Im Hausflur des polnischen Fußballverbands (PZPN) blättert der Putz von den Wänden. Präsident Listkiewicz wünscht sich vor allem mehr Zeit. "Wenn die EM erst 2016 stattfinden würde, hätten wir überhaupt kein Problem."

Listkiewicz hatte - wie sein ukrainischer Kollege Grigorij Surkis - Michel Platini bei dessen Wahl zum Uefa-Präsidenten im Januar des vergangenen Jahres unterstützt. Drei Monate später fiel die Entscheidung zugunsten Polens und der Ukraine für 2012.

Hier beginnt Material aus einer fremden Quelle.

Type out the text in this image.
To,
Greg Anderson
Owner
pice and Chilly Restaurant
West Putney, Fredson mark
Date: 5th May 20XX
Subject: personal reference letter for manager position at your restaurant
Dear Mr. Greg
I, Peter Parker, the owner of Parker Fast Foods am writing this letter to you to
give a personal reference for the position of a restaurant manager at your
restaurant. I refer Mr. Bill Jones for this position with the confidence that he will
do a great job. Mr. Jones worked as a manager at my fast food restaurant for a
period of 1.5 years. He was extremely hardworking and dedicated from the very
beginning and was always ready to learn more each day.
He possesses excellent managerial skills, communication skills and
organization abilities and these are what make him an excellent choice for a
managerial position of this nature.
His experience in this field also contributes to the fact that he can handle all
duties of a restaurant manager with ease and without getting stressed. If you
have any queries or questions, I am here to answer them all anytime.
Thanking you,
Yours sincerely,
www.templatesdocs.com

Bei der Bekanntgabe in Cardiff tanzte Listkiewicz durch den Bankettsaal, umarmt von dem damaligen polnischen Sportminister Tomasz Lipiec, der kurz darauf wegen einer Korruptionsaffäre verhaftet wurde. Er soll bei der Auftragsvergabe zum Bau von Sportstätten bestochen worden sein.

Weil Michel Platini in der Vergangenheit von Zweifeln an den beiden Austragungsländern Polen und die Ukraine erfüllt wurde, unternahm er im Juli eine Kontrollfahrt nach Warschau und Kiew. Jetzt, am Donnerstag und Freitag, tagt das Exekutivkomitee der Uefa in Bordeaux, um über das Problem der EM 2012 zu beraten. Neben den Stadien und dem Verkehr treibt den Verband die Korruption und das Thema Sicherheit um. In beiden Ländern gibt es massive Probleme.

Die polnischen Ligen haben seit Monaten mit einem riesigen Korruptionsskandal zu kämpfen. Dutzende Trainer, Schiedsrichter und Funktionäre sind verwickelt. Es geht um zig verkaufte Spiele. Aber Listkiewicz sucht die Schuldigen für die Probleme lieber woanders: "In Danzig etwa gibt es beim Stadionbau Schwierigkeiten mit den Kleingärten", im Stadtteil Letnica klagen die Hobbygärtner auf Entschädigung.

Witold Baginski kommen fast die Tränen, wenn er von den schönen Wochenenden in seiner Datscha erzählt. Seit die Bagger kamen, hat sich sein Leben geändert. Die EM 2012 ist ihm egal, die "Baltic Arena", die auf dem Boden seines Kleingartens entstehen soll, sowieso, er will nur noch sein Geld.